Past ideas (~2020) Shrine

Koichi Sasada edited this page Feb 19, 2021 · 1 revision

[Shrine] is a toolkit for file attachments in Ruby applications similar to CarrierWave, Paperclip, and Active Storage gems. The most common use case is to manage file uploads and processing in web applications. The Shrine team has also created additional gems to improve support for various aspects of managing and processing files in the application. Two examples of such gems are [Down] and [ImageProcessing] gems. This Summer, we have 2 project ideas for you to work on for [Down] and [ImageProcessing] gems.

1. Add resumable download feature to [Down] gem

We would like to add the capability of doing resumable downloads which will be very handy especially for large file downloads as the user can resume downloading in the event it was interrupted.

Problem

When communicating with a server over a TCP connection, temporary network "hiccups" can happen, where a specific TCP operation fails unexpectedly. For example, if you're downloading a large file over HTTP, some "read" operations can fail temporarily.

When a TCP operation fails, it's probably safe to just retry that TCP operation; I think the acknowledgements in the TCP protocol handles re-sending the same data multiple times. In context of an HTTP interaction, though, it might not always be useful to retry an individual TCP operation, but instead it's generally better to retry the whole request.

However, when downloading large files over HTTP, it's a bit wasteful to retry the whole download from the beginning. This unexpected overhead can cause unwanted delays in a bigger system.

Feature

The HTTP protocol supports [Range requests], which allows an HTTP client to ask only for a portion of the file (if the server supports it). This enables the client to resume an interrupted download, by checking how much content it has already downloaded, and asking the server for only the remainder of the file content.

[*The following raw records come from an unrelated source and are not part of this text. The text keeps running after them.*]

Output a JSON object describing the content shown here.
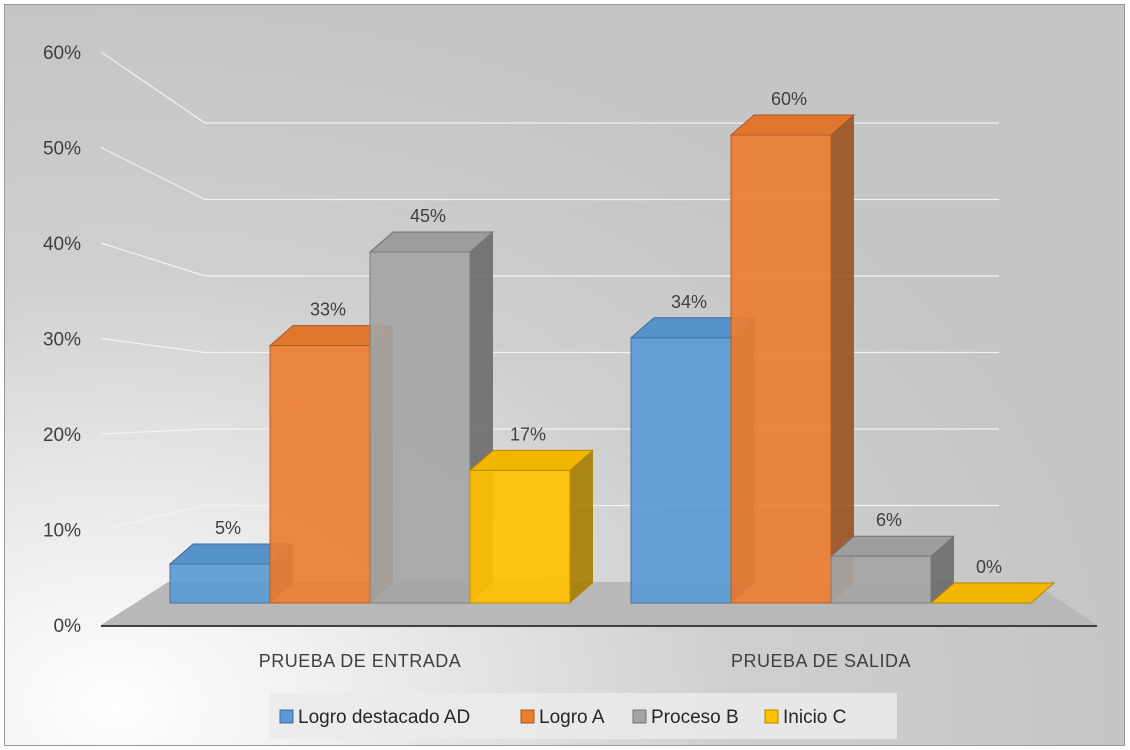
{
  "chart_data": {
    "type": "bar",
    "style": "3d-clustered-column",
    "categories": [
      "PRUEBA DE ENTRADA",
      "PRUEBA DE SALIDA"
    ],
    "series": [
      {
        "name": "Logro destacado AD",
        "values": [
          5,
          34
        ],
        "labels": [
          "5%",
          "34%"
        ],
        "color": "#5b9bd5"
      },
      {
        "name": "Logro A",
        "values": [
          33,
          60
        ],
        "labels": [
          "33%",
          "60%"
        ],
        "color": "#ed7d31"
      },
      {
        "name": "Proceso B",
        "values": [
          45,
          6
        ],
        "labels": [
          "45%",
          "6%"
        ],
        "color": "#a5a5a5"
      },
      {
        "name": "Inicio C",
        "values": [
          17,
          0
        ],
        "labels": [
          "17%",
          "0%"
        ],
        "color": "#ffc000"
      }
    ],
    "yticks": [
      "0%",
      "10%",
      "20%",
      "30%",
      "40%",
      "50%",
      "60%"
    ],
    "ylim": [
      0,
      60
    ],
    "grid": true,
    "legend": "bottom"
  }
}
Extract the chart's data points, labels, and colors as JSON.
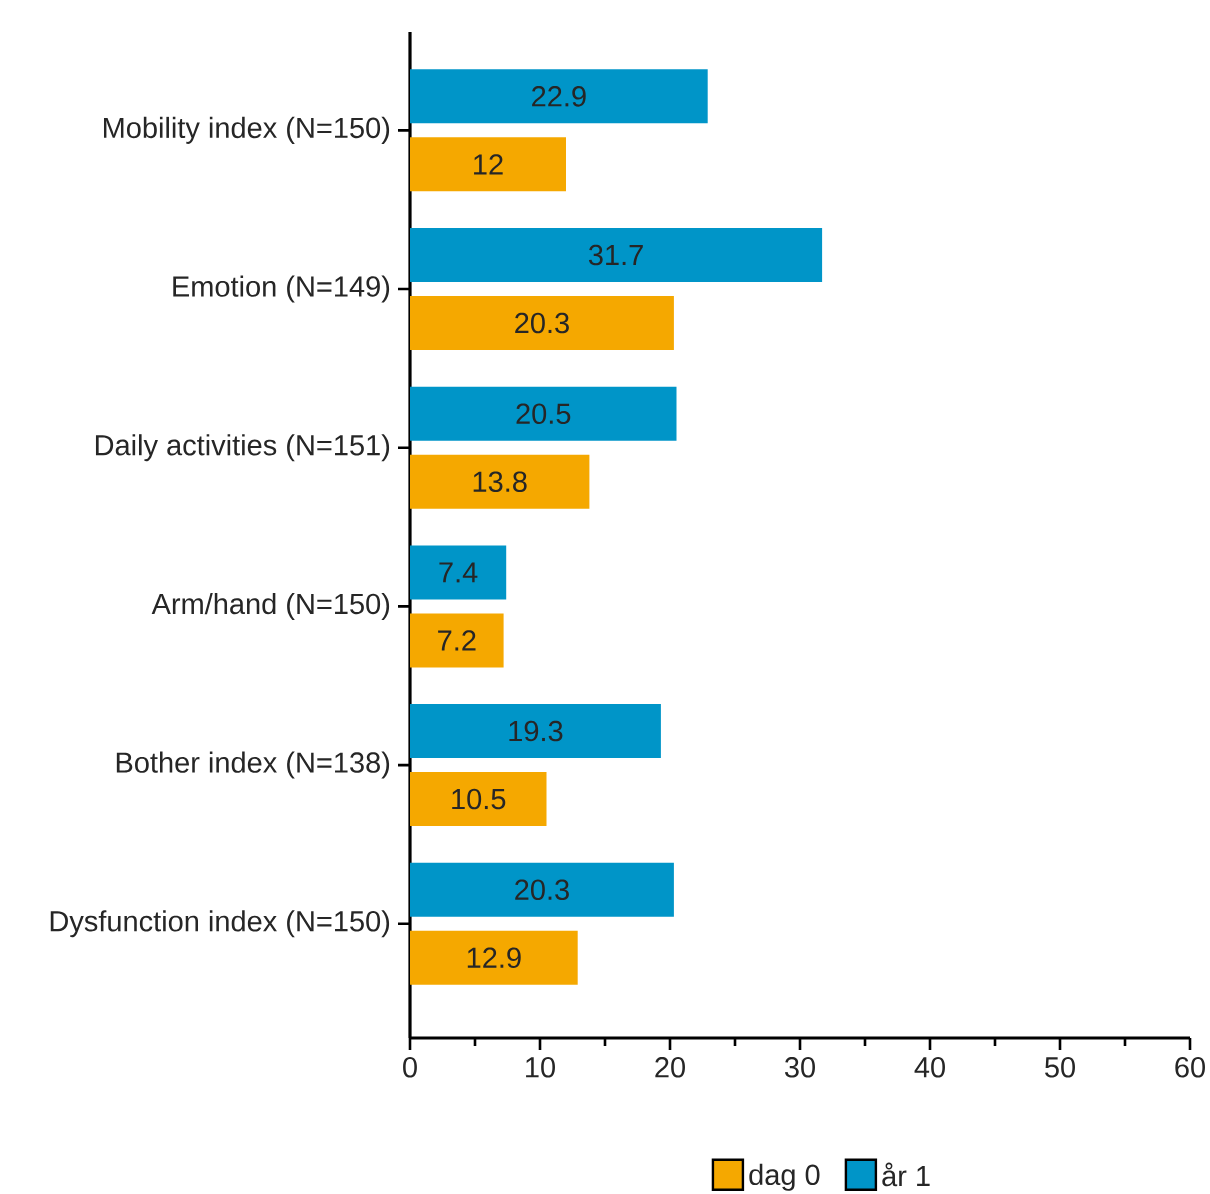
{
  "chart_data": {
    "type": "bar",
    "orientation": "horizontal",
    "categories": [
      "Mobility index (N=150)",
      "Emotion (N=149)",
      "Daily activities (N=151)",
      "Arm/hand (N=150)",
      "Bother index (N=138)",
      "Dysfunction index (N=150)"
    ],
    "series": [
      {
        "name": "dag 0",
        "color": "#f5a800",
        "values": [
          12,
          20.3,
          13.8,
          7.2,
          10.5,
          12.9
        ]
      },
      {
        "name": "år 1",
        "color": "#0095c8",
        "values": [
          22.9,
          31.7,
          20.5,
          7.4,
          19.3,
          20.3
        ]
      }
    ],
    "xlim": [
      0,
      60
    ],
    "xticks": [
      0,
      {
        "value": 5,
        "label": null
      },
      10,
      {
        "value": 15,
        "label": null
      },
      20,
      {
        "value": 25,
        "label": null
      },
      30,
      {
        "value": 35,
        "label": null
      },
      40,
      {
        "value": 45,
        "label": null
      },
      50,
      {
        "value": 55,
        "label": null
      },
      60
    ],
    "data_labels": true,
    "legend": "bottom"
  }
}
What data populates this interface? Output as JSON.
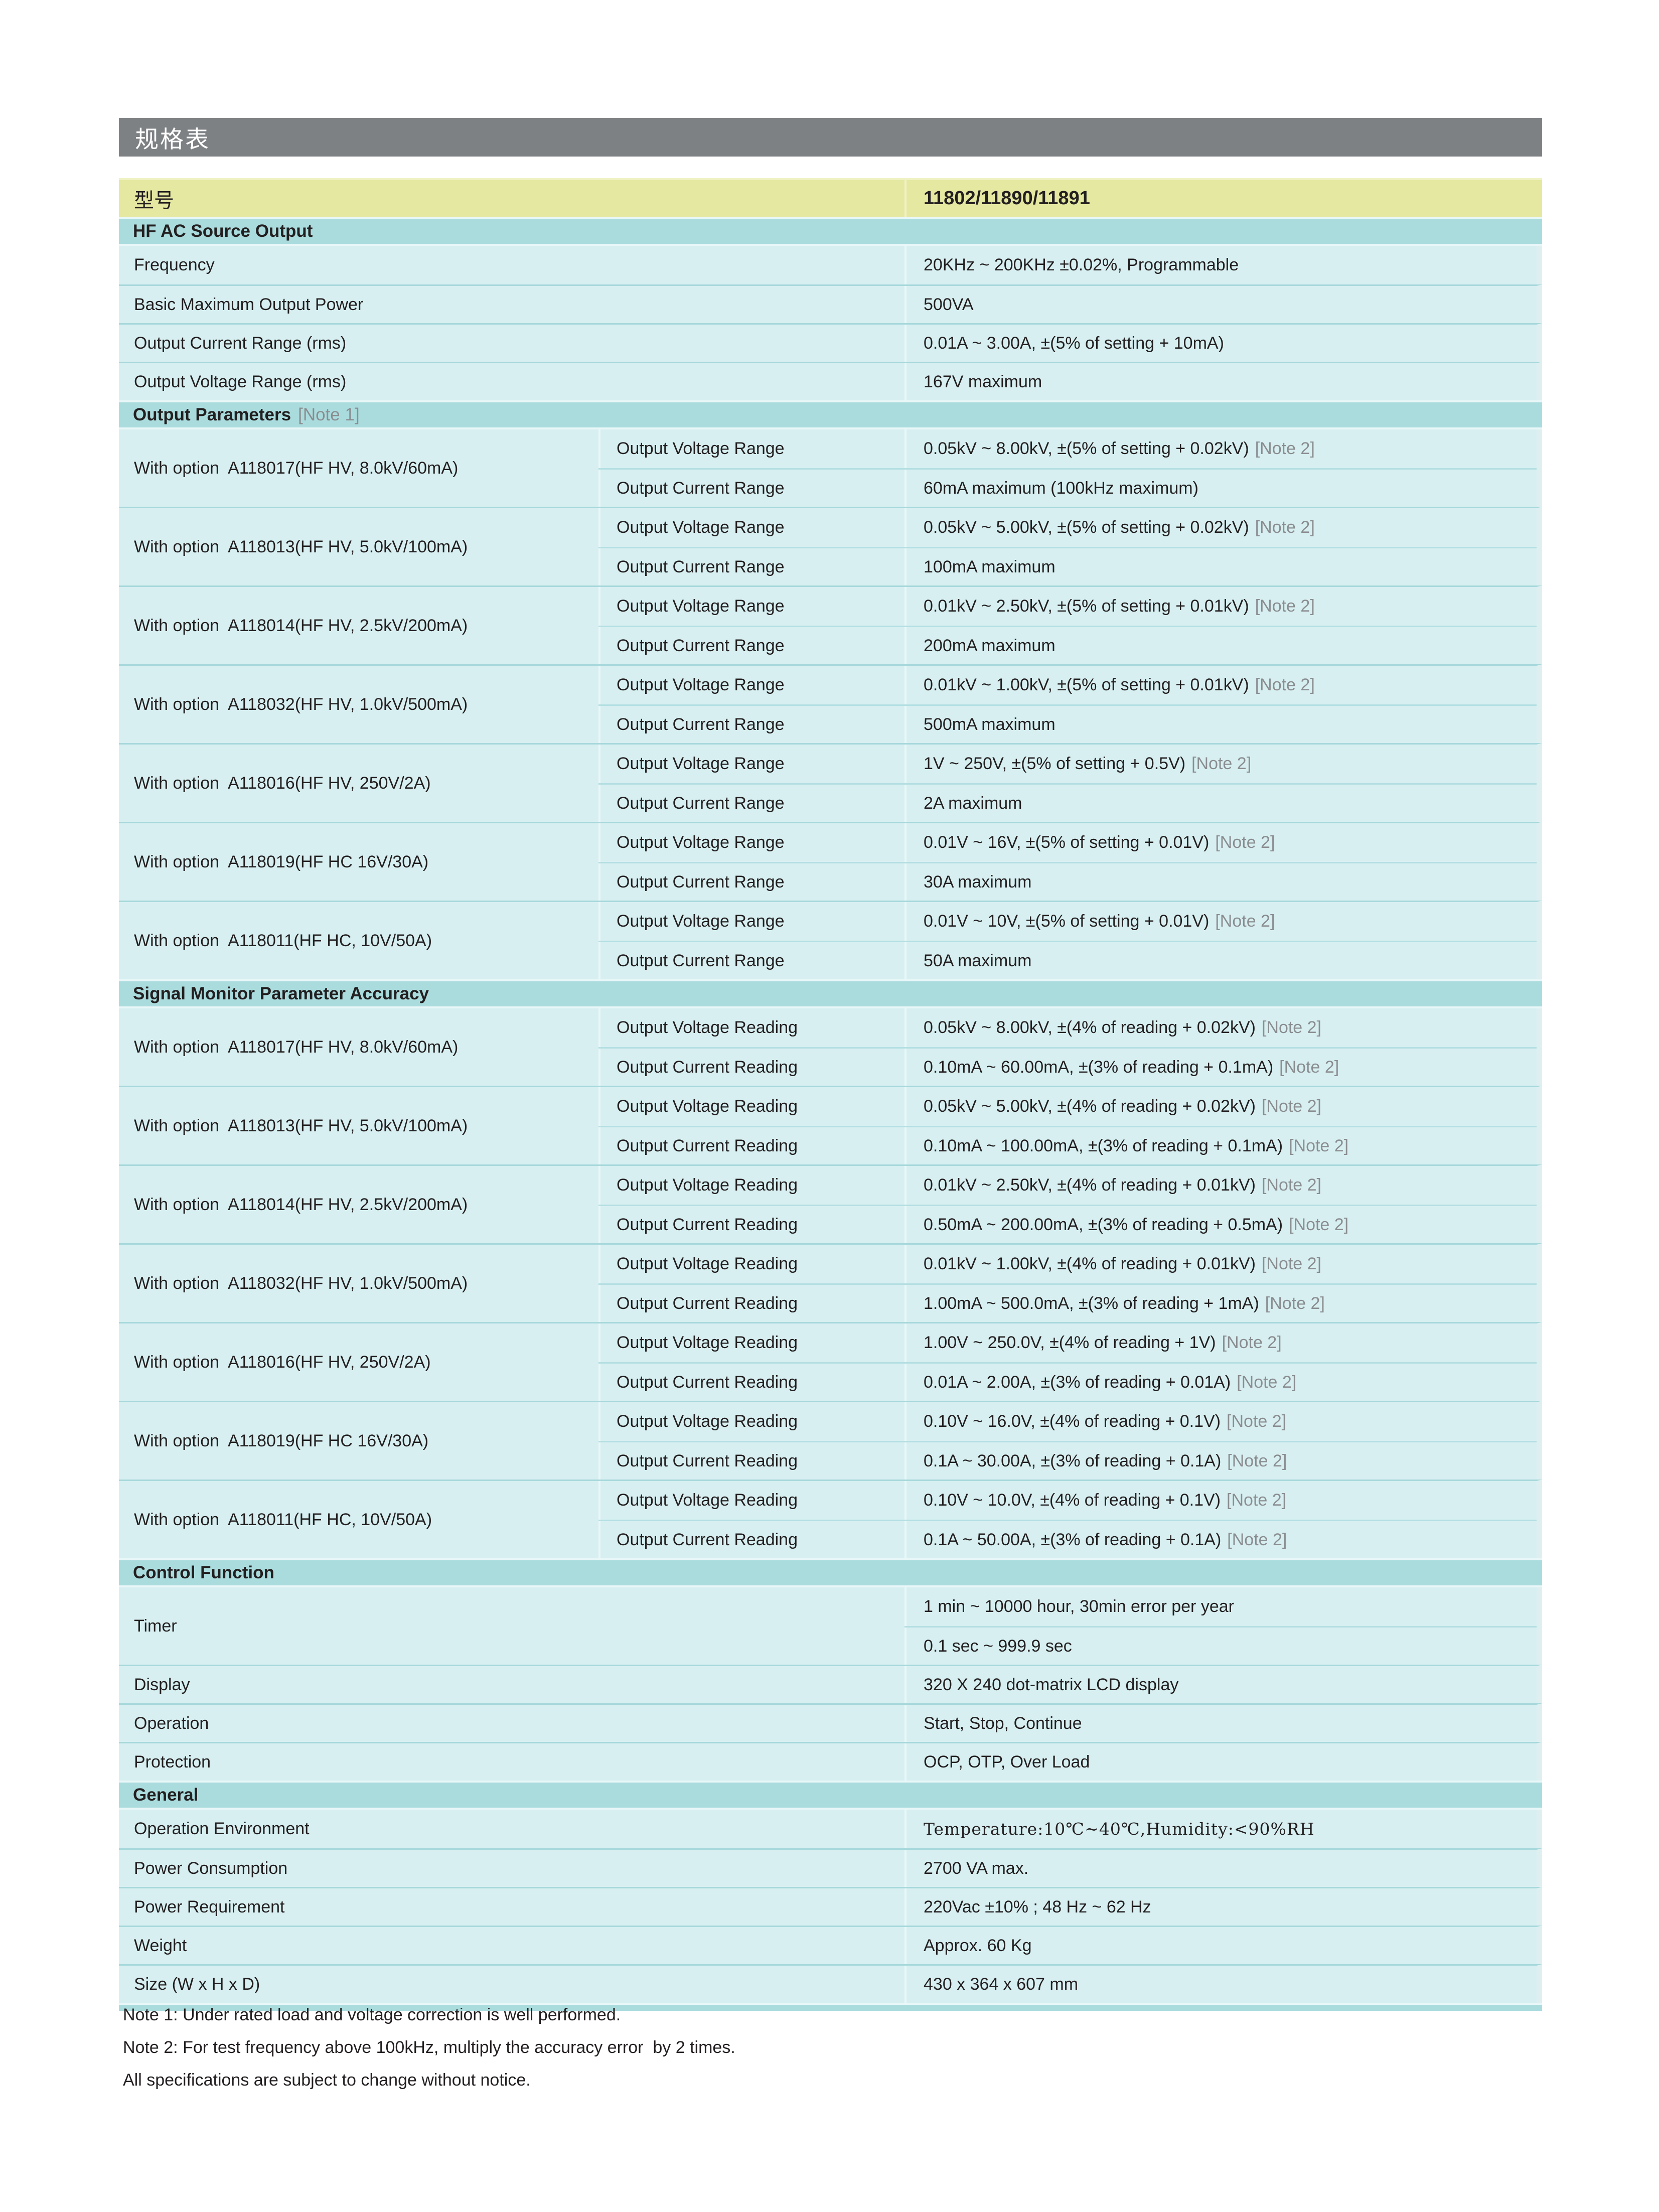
{
  "title_bar": {
    "text": "规格表"
  },
  "model_row": {
    "label": "型号",
    "value": "11802/11890/11891"
  },
  "sections": {
    "hf_ac": {
      "header": "HF AC Source Output",
      "rows": [
        {
          "label": "Frequency",
          "value": "20KHz ~ 200KHz ±0.02%, Programmable"
        },
        {
          "label": "Basic Maximum Output Power",
          "value": "500VA"
        },
        {
          "label": "Output Current Range (rms)",
          "value": "0.01A ~ 3.00A, ±(5% of setting + 10mA)"
        },
        {
          "label": "Output Voltage Range (rms)",
          "value": "167V maximum"
        }
      ]
    },
    "output_parameters": {
      "header": "Output Parameters",
      "header_note": "[Note 1]",
      "sub_voltage": "Output Voltage Range",
      "sub_current": "Output Current Range",
      "groups": [
        {
          "label": "With option  A118017(HF HV, 8.0kV/60mA)",
          "voltage": "0.05kV ~ 8.00kV, ±(5% of setting + 0.02kV)",
          "voltage_note": "[Note 2]",
          "current": "60mA maximum (100kHz maximum)"
        },
        {
          "label": "With option  A118013(HF HV, 5.0kV/100mA)",
          "voltage": "0.05kV ~ 5.00kV, ±(5% of setting + 0.02kV)",
          "voltage_note": "[Note 2]",
          "current": "100mA maximum"
        },
        {
          "label": "With option  A118014(HF HV, 2.5kV/200mA)",
          "voltage": "0.01kV ~ 2.50kV, ±(5% of setting + 0.01kV)",
          "voltage_note": "[Note 2]",
          "current": "200mA maximum"
        },
        {
          "label": "With option  A118032(HF HV, 1.0kV/500mA)",
          "voltage": "0.01kV ~ 1.00kV, ±(5% of setting + 0.01kV)",
          "voltage_note": "[Note 2]",
          "current": "500mA maximum"
        },
        {
          "label": "With option  A118016(HF HV, 250V/2A)",
          "voltage": "1V ~ 250V, ±(5% of setting + 0.5V)",
          "voltage_note": "[Note 2]",
          "current": "2A maximum"
        },
        {
          "label": "With option  A118019(HF HC 16V/30A)",
          "voltage": "0.01V ~ 16V, ±(5% of setting + 0.01V)",
          "voltage_note": "[Note 2]",
          "current": "30A maximum"
        },
        {
          "label": "With option  A118011(HF HC, 10V/50A)",
          "voltage": "0.01V ~ 10V, ±(5% of setting + 0.01V)",
          "voltage_note": "[Note 2]",
          "current": "50A maximum"
        }
      ]
    },
    "signal_monitor": {
      "header": "Signal Monitor Parameter Accuracy",
      "sub_voltage": "Output Voltage Reading",
      "sub_current": "Output Current Reading",
      "groups": [
        {
          "label": "With option  A118017(HF HV, 8.0kV/60mA)",
          "voltage": "0.05kV ~ 8.00kV, ±(4% of reading + 0.02kV)",
          "voltage_note": "[Note 2]",
          "current": "0.10mA ~ 60.00mA, ±(3% of reading + 0.1mA)",
          "current_note": "[Note 2]"
        },
        {
          "label": "With option  A118013(HF HV, 5.0kV/100mA)",
          "voltage": "0.05kV ~ 5.00kV, ±(4% of reading + 0.02kV)",
          "voltage_note": "[Note 2]",
          "current": "0.10mA ~ 100.00mA, ±(3% of reading + 0.1mA)",
          "current_note": "[Note 2]"
        },
        {
          "label": "With option  A118014(HF HV, 2.5kV/200mA)",
          "voltage": "0.01kV ~ 2.50kV, ±(4% of reading + 0.01kV)",
          "voltage_note": "[Note 2]",
          "current": "0.50mA ~ 200.00mA, ±(3% of reading + 0.5mA)",
          "current_note": "[Note 2]"
        },
        {
          "label": "With option  A118032(HF HV, 1.0kV/500mA)",
          "voltage": "0.01kV ~ 1.00kV, ±(4% of reading + 0.01kV)",
          "voltage_note": "[Note 2]",
          "current": "1.00mA ~ 500.0mA, ±(3% of reading + 1mA)",
          "current_note": "[Note 2]"
        },
        {
          "label": "With option  A118016(HF HV, 250V/2A)",
          "voltage": "1.00V ~ 250.0V, ±(4% of reading + 1V)",
          "voltage_note": "[Note 2]",
          "current": "0.01A ~ 2.00A, ±(3% of reading + 0.01A)",
          "current_note": "[Note 2]"
        },
        {
          "label": "With option  A118019(HF HC 16V/30A)",
          "voltage": "0.10V ~ 16.0V, ±(4% of reading + 0.1V)",
          "voltage_note": "[Note 2]",
          "current": "0.1A ~ 30.00A, ±(3% of reading + 0.1A)",
          "current_note": "[Note 2]"
        },
        {
          "label": "With option  A118011(HF HC, 10V/50A)",
          "voltage": "0.10V ~ 10.0V, ±(4% of reading + 0.1V)",
          "voltage_note": "[Note 2]",
          "current": "0.1A ~ 50.00A, ±(3% of reading + 0.1A)",
          "current_note": "[Note 2]"
        }
      ]
    },
    "control_function": {
      "header": "Control Function",
      "timer": {
        "label": "Timer",
        "values": [
          {
            "text": "1 min ~ 10000 hour, 30min error per year"
          },
          {
            "text": "0.1 sec ~ 999.9 sec"
          }
        ]
      },
      "rows": [
        {
          "label": "Display",
          "value": "320 X 240 dot-matrix LCD display"
        },
        {
          "label": "Operation",
          "value": "Start, Stop, Continue"
        },
        {
          "label": "Protection",
          "value": "OCP, OTP, Over Load"
        }
      ]
    },
    "general": {
      "header": "General",
      "rows": [
        {
          "label": "Operation Environment",
          "value": "Temperature:10℃~40℃,Humidity:<90%RH"
        },
        {
          "label": "Power Consumption",
          "value": "2700 VA max."
        },
        {
          "label": "Power Requirement",
          "value": "220Vac ±10% ; 48 Hz ~ 62 Hz"
        },
        {
          "label": "Weight",
          "value": "Approx. 60 Kg"
        },
        {
          "label": "Size (W x H x D)",
          "value": "430 x 364 x 607 mm"
        }
      ]
    }
  },
  "notes": {
    "note1": "Note 1: Under rated load and voltage correction is well performed.",
    "note2": "Note 2: For test frequency above 100kHz, multiply the accuracy error  by 2 times.",
    "disclaimer": "All specifications are subject to change without notice."
  },
  "colors": {
    "title_bar_gray": "#7e8184",
    "model_row_yellow": "#e5e8a1",
    "section_header_teal": "#aadcde",
    "row_background": "#d7eff1",
    "row_divider": "#a6d8db",
    "text": "#231f20",
    "note_gray": "#8a8d90"
  }
}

The idea is to implement a generic component in Ruby which would wrap a regular HTTP download and automatically resume the download on any network failures or server errors. It needs to:

  • retry the download on 5xx HTTP status code
  • retry the download on TCP connection errors
  • allow setting the number of retries, after which the download will be considered permanently failed
  • allow waiting for a certain amount of time before retrying (exponential backoff)
  • delete the downloaded file in case of permanent failure
  • allow hooking the component into both Down backends (Down::NetHttp or Down::Http)

  • Prerequisites: Ruby
  • Programming areas include: Ruby
  • Estimated difficulty level: medium to hard
  • Potential mentors: @hmistry